India was well-positioned to take the lead in vaccine distribution for exports to the Asia-Pacific region in the coming months, along with China, according to a Moody’s Analytics note released on Monday.
“As the largest producer of vaccines in the world, with 60% of the global share, India is well-positioned to use its existing manufacturing capabilities to contribute to mass vaccine production and distribution needs for other countries in addition to meeting its domestic requirements,” the note said.
“With exports of the COVID-19 vaccines expected to begin soon, India (along with China) look set to take the lead in driving the region’s distribution efforts in the months ahead,” Shahana Mukherjee and Denise Cheok, economists with the analytics arm of the global rating agency said in the note.
The firm termed India’s advancement towards the inoculation drive that began on Saturday as a “crucial development”, considering India was the second-most impacted country in the world, after the US, adding that the move would eventually soften the severity of the pandemic within the region.

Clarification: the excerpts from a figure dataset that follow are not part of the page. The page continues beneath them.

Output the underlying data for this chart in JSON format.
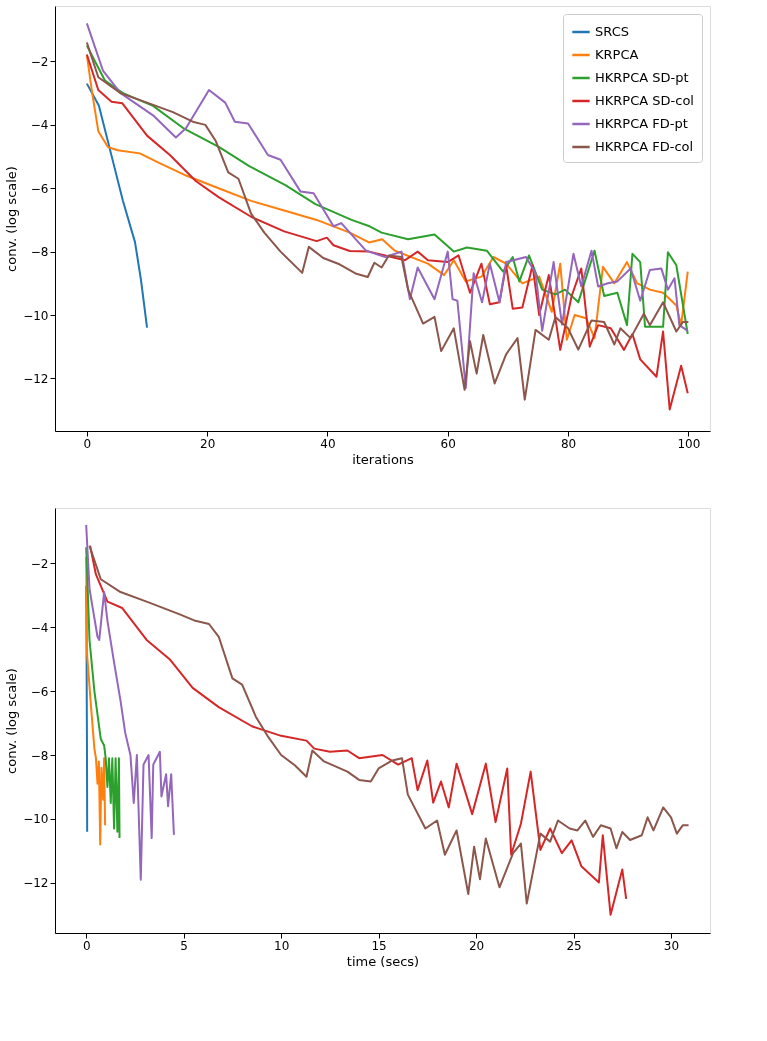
{
  "chart_data": [
    {
      "type": "line",
      "xlabel": "iterations",
      "ylabel": "conv. (log scale)",
      "xlim": [
        -5.3,
        103.6
      ],
      "xticks": [
        0,
        20,
        40,
        60,
        80,
        100
      ],
      "ylim": [
        -13.66,
        -0.25
      ],
      "yticks": [
        -12,
        -10,
        -8,
        -6,
        -4,
        -2
      ],
      "legend": "top right",
      "grid": false,
      "series": [
        {
          "name": "SRCS",
          "color": "#1f77b4",
          "x": [
            0,
            2,
            4,
            6,
            8,
            9,
            10
          ],
          "values": [
            -2.7,
            -3.4,
            -4.9,
            -6.4,
            -7.7,
            -8.9,
            -10.4
          ]
        },
        {
          "name": "KRPCA",
          "color": "#ff7f0e",
          "x": [
            0,
            0.8,
            1.9,
            3.5,
            5.1,
            8.8,
            12,
            16.5,
            21.9,
            27.3,
            32.8,
            38.2,
            43.7,
            46.9,
            49.1,
            51.2,
            56.7,
            59.4,
            61,
            63,
            65.6,
            67.6,
            69.7,
            72.4,
            75.2,
            77.3,
            78.7,
            79.8,
            81.1,
            83,
            84.4,
            85.8,
            87.7,
            89.8,
            91.5,
            93.6,
            95.8,
            98,
            98.8,
            99.9
          ],
          "values": [
            -1.8,
            -2.9,
            -4.2,
            -4.7,
            -4.8,
            -4.9,
            -5.2,
            -5.6,
            -6.0,
            -6.4,
            -6.7,
            -7.0,
            -7.4,
            -7.71,
            -7.61,
            -7.97,
            -8.38,
            -8.74,
            -8.27,
            -8.94,
            -8.79,
            -8.17,
            -8.38,
            -9.0,
            -8.79,
            -9.9,
            -8.38,
            -10.78,
            -10.0,
            -10.1,
            -10.73,
            -8.48,
            -9.0,
            -8.33,
            -9.0,
            -9.2,
            -9.3,
            -9.7,
            -10.32,
            -8.63
          ]
        },
        {
          "name": "HKRPCA SD-pt",
          "color": "#2ca02c",
          "x": [
            0,
            3,
            6,
            11,
            16,
            22,
            27,
            33,
            38,
            44,
            47,
            49,
            53.4,
            57.8,
            61,
            63.2,
            66.5,
            69.2,
            70.8,
            71.9,
            73.5,
            75.7,
            77.9,
            79.5,
            81.7,
            84.4,
            86,
            88.2,
            89.8,
            90.7,
            92,
            92.8,
            95.8,
            96.6,
            98,
            99.9
          ],
          "values": [
            -1.5,
            -2.6,
            -3.0,
            -3.4,
            -4.1,
            -4.7,
            -5.3,
            -5.9,
            -6.5,
            -7.0,
            -7.2,
            -7.4,
            -7.61,
            -7.46,
            -8.0,
            -7.87,
            -7.97,
            -8.63,
            -8.17,
            -8.94,
            -8.12,
            -9.2,
            -9.35,
            -9.2,
            -9.6,
            -7.97,
            -9.4,
            -9.3,
            -10.32,
            -8.07,
            -8.33,
            -10.37,
            -10.37,
            -8.02,
            -8.43,
            -10.6
          ]
        },
        {
          "name": "HKRPCA SD-col",
          "color": "#d62728",
          "x": [
            0,
            1.9,
            4.1,
            5.9,
            10,
            13.8,
            18.1,
            21.9,
            27.3,
            32.8,
            38.2,
            39.9,
            41,
            43.7,
            46.9,
            49.6,
            52.9,
            55,
            56.7,
            60,
            61.8,
            63.7,
            65.6,
            67,
            68.6,
            69.7,
            70.8,
            72.4,
            74.1,
            75.2,
            76.8,
            78.7,
            80.6,
            82.2,
            83.6,
            85,
            87.1,
            89.3,
            90.7,
            92,
            94.7,
            95.8,
            96.9,
            98.8,
            99.9
          ],
          "values": [
            -1.78,
            -2.9,
            -3.27,
            -3.32,
            -4.34,
            -4.95,
            -5.77,
            -6.28,
            -6.9,
            -7.36,
            -7.67,
            -7.56,
            -7.8,
            -7.98,
            -8.0,
            -8.12,
            -8.27,
            -8.0,
            -8.27,
            -8.33,
            -8.12,
            -9.3,
            -8.38,
            -9.66,
            -9.6,
            -8.43,
            -9.8,
            -9.76,
            -8.43,
            -10.0,
            -8.74,
            -11.1,
            -9.4,
            -8.53,
            -11.0,
            -10.32,
            -10.42,
            -11.1,
            -10.6,
            -11.4,
            -11.95,
            -10.52,
            -12.98,
            -11.6,
            -12.47
          ]
        },
        {
          "name": "HKRPCA FD-pt",
          "color": "#9467bd",
          "x": [
            0,
            2.7,
            5.6,
            11,
            14.8,
            16.5,
            20.3,
            23,
            24.6,
            26.8,
            30.1,
            32.2,
            35.5,
            37.7,
            41,
            42.3,
            46.4,
            49.6,
            52.3,
            53.7,
            55,
            57.8,
            60,
            60.8,
            61.6,
            63,
            64.3,
            65.7,
            67,
            68.6,
            69.7,
            73,
            74.6,
            75.7,
            77.6,
            79,
            80.9,
            82.2,
            83.9,
            85,
            86.6,
            88.2,
            90.4,
            92,
            93.6,
            95.5,
            96.6,
            97.7,
            98.5,
            99.9
          ],
          "values": [
            -0.8,
            -2.3,
            -3.0,
            -3.7,
            -4.4,
            -4.1,
            -2.9,
            -3.3,
            -3.9,
            -3.96,
            -4.95,
            -5.1,
            -6.1,
            -6.16,
            -7.2,
            -7.1,
            -7.97,
            -8.17,
            -8.0,
            -9.5,
            -8.5,
            -9.5,
            -8.0,
            -9.5,
            -9.55,
            -12.3,
            -8.68,
            -9.6,
            -8.38,
            -9.6,
            -8.33,
            -8.17,
            -8.68,
            -10.5,
            -8.33,
            -10.3,
            -8.07,
            -9.1,
            -7.97,
            -9.1,
            -9.0,
            -8.94,
            -8.53,
            -9.55,
            -8.58,
            -8.53,
            -9.2,
            -8.84,
            -10.32,
            -10.5
          ]
        },
        {
          "name": "HKRPCA FD-col",
          "color": "#8c564b",
          "x": [
            0,
            1.9,
            5.6,
            10,
            14.3,
            17.6,
            19.7,
            21.4,
            23.5,
            25.2,
            27.3,
            29.5,
            32.2,
            35.8,
            36.9,
            39.3,
            42,
            44.8,
            46.7,
            47.8,
            49,
            50.2,
            52.3,
            53.4,
            55.9,
            57.8,
            58.9,
            61,
            62.8,
            63.7,
            64.8,
            65.9,
            67.8,
            69.7,
            71.6,
            72.8,
            74.6,
            76.8,
            77.9,
            80,
            81.7,
            83.9,
            86,
            87.7,
            88.7,
            90.4,
            92.6,
            93.6,
            95.8,
            98,
            99.1,
            100
          ],
          "values": [
            -1.4,
            -2.5,
            -3.0,
            -3.3,
            -3.6,
            -3.9,
            -4.0,
            -4.5,
            -5.5,
            -5.7,
            -6.8,
            -7.4,
            -8.0,
            -8.67,
            -7.85,
            -8.2,
            -8.4,
            -8.7,
            -8.8,
            -8.35,
            -8.5,
            -8.12,
            -8.17,
            -9.2,
            -10.27,
            -10.06,
            -11.14,
            -10.42,
            -12.36,
            -10.83,
            -11.85,
            -10.63,
            -12.16,
            -11.24,
            -10.73,
            -12.67,
            -10.47,
            -10.78,
            -10.06,
            -10.42,
            -11.09,
            -10.17,
            -10.22,
            -10.93,
            -10.42,
            -10.73,
            -9.96,
            -10.32,
            -9.6,
            -10.52,
            -10.22,
            -10.22
          ]
        }
      ]
    },
    {
      "type": "line",
      "xlabel": "time (secs)",
      "ylabel": "conv. (log scale)",
      "xlim": [
        -1.6,
        32.0
      ],
      "xticks": [
        0,
        5,
        10,
        15,
        20,
        25,
        30
      ],
      "ylim": [
        -13.57,
        -0.27
      ],
      "yticks": [
        -12,
        -10,
        -8,
        -6,
        -4,
        -2
      ],
      "legend": "top right",
      "grid": false,
      "series": [
        {
          "name": "SRCS",
          "color": "#1f77b4",
          "x": [
            0,
            0.01,
            0.02,
            0.03,
            0.04,
            0.045,
            0.05
          ],
          "values": [
            -2.7,
            -3.4,
            -4.9,
            -6.4,
            -7.7,
            -8.9,
            -10.4
          ]
        },
        {
          "name": "KRPCA",
          "color": "#ff7f0e",
          "x": [
            0,
            0.04,
            0.25,
            0.42,
            0.5,
            0.58,
            0.65,
            0.72,
            0.78,
            0.87,
            0.92,
            0.97
          ],
          "values": [
            -1.8,
            -4.8,
            -6.5,
            -7.8,
            -8.1,
            -8.9,
            -8.2,
            -10.8,
            -8.4,
            -9.4,
            -8.1,
            -10.2
          ]
        },
        {
          "name": "HKRPCA SD-pt",
          "color": "#2ca02c",
          "x": [
            0,
            0.17,
            0.42,
            0.75,
            0.92,
            1.0,
            1.09,
            1.17,
            1.26,
            1.34,
            1.43,
            1.51,
            1.6,
            1.68,
            1.71
          ],
          "values": [
            -1.5,
            -4.4,
            -6.0,
            -7.5,
            -7.7,
            -8.1,
            -9.0,
            -8.1,
            -9.5,
            -8.1,
            -10.3,
            -8.1,
            -10.4,
            -8.1,
            -10.6
          ]
        },
        {
          "name": "HKRPCA SD-col",
          "color": "#d62728",
          "x": [
            0.2,
            0.5,
            1.09,
            1.85,
            3.1,
            4.28,
            5.46,
            6.8,
            8.5,
            10.0,
            11.3,
            11.7,
            12.5,
            13.4,
            14,
            15.2,
            16,
            16.7,
            17,
            17.5,
            17.8,
            18.2,
            18.6,
            19,
            19.8,
            20.5,
            21,
            21.6,
            21.8,
            22.3,
            22.8,
            23.3,
            23.8,
            24.4,
            24.9,
            25.4,
            26.3,
            26.5,
            26.9,
            27.5,
            27.7
          ],
          "values": [
            -1.45,
            -2.35,
            -3.2,
            -3.4,
            -4.4,
            -5.0,
            -5.9,
            -6.5,
            -7.1,
            -7.4,
            -7.55,
            -7.8,
            -7.9,
            -7.86,
            -8.1,
            -8.0,
            -8.3,
            -8.1,
            -9.1,
            -8.17,
            -9.49,
            -8.83,
            -9.64,
            -8.27,
            -9.85,
            -8.27,
            -10.1,
            -8.42,
            -11.12,
            -10.15,
            -8.52,
            -10.97,
            -10.3,
            -11.07,
            -10.67,
            -11.48,
            -11.99,
            -10.51,
            -13.0,
            -11.58,
            -12.5
          ]
        },
        {
          "name": "HKRPCA FD-pt",
          "color": "#9467bd",
          "x": [
            0,
            0.17,
            0.58,
            0.67,
            0.92,
            1.09,
            1.43,
            1.76,
            2.0,
            2.27,
            2.44,
            2.6,
            2.8,
            2.94,
            3.2,
            3.36,
            3.44,
            3.78,
            3.86,
            4.1,
            4.2,
            4.36,
            4.5
          ],
          "values": [
            -0.8,
            -2.8,
            -4.3,
            -4.4,
            -2.9,
            -3.8,
            -5.1,
            -6.3,
            -7.3,
            -8.0,
            -9.5,
            -8.0,
            -11.9,
            -8.3,
            -8.0,
            -10.6,
            -8.3,
            -7.9,
            -9.3,
            -8.6,
            -9.6,
            -8.6,
            -10.5
          ]
        },
        {
          "name": "HKRPCA FD-col",
          "color": "#8c564b",
          "x": [
            0.17,
            0.75,
            1.76,
            3.1,
            4.8,
            5.6,
            6.3,
            6.8,
            7.5,
            8.0,
            8.7,
            9.3,
            10.0,
            10.7,
            11.3,
            11.6,
            12.2,
            13.4,
            14,
            14.6,
            15,
            15.7,
            16.2,
            16.5,
            17.4,
            18,
            18.4,
            19,
            19.6,
            19.9,
            20.2,
            20.5,
            21.2,
            21.9,
            22.3,
            22.6,
            23.3,
            23.8,
            24.2,
            24.8,
            25.2,
            25.6,
            26,
            26.4,
            26.9,
            27.2,
            27.5,
            27.9,
            28.5,
            28.8,
            29.1,
            29.6,
            30,
            30.3,
            30.6,
            30.9
          ],
          "values": [
            -1.45,
            -2.5,
            -2.9,
            -3.2,
            -3.6,
            -3.8,
            -3.9,
            -4.3,
            -5.6,
            -5.8,
            -6.8,
            -7.4,
            -8.0,
            -8.32,
            -8.68,
            -7.86,
            -8.2,
            -8.52,
            -8.78,
            -8.83,
            -8.42,
            -8.17,
            -8.1,
            -9.24,
            -10.3,
            -10.05,
            -11.12,
            -10.36,
            -12.35,
            -10.87,
            -11.89,
            -10.61,
            -12.14,
            -11.07,
            -10.77,
            -12.65,
            -10.46,
            -10.71,
            -10.05,
            -10.3,
            -10.36,
            -10.05,
            -10.56,
            -10.2,
            -10.3,
            -10.92,
            -10.41,
            -10.66,
            -10.51,
            -9.95,
            -10.36,
            -9.64,
            -9.95,
            -10.46,
            -10.2,
            -10.2
          ]
        }
      ]
    }
  ]
}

However, “Scepticism and questions regarding efficacy and safety remain pertinent, which could hamper the broader acceptance of certain vaccines within the region,” it noted, citing the mixed reports on the effectiveness of China’s Sinovac vaccine that set back the vaccination efforts in countries considering its use as part of their inoculation drive.
ET reported that some states were facing issues in attaining their vaccination targets as beneficiaries were hesitant to sign the consent forms. Tamil Nadu, Telangana and Bihar, which started administering Bharat Biotech’s Covaxin, achieved less than 50% of their day one targets on this account.
Further, India reported 447 adverse events following immunisation within the first two days of the programme, according to additional health secretary, Manohar Agnani. The figure represented 0.19% of the total beneficiaries vaccinated.
According to the Moody’s Analytics note, short term risks from intensifying domestic outbreaks in some countries like Japan, Malaysia and South Korea could hamper their March quarter recovery, but the potential upsides to the Asia-Pacific recovery in the second half of 2021 have not appreciably shifted the firm’s outlook.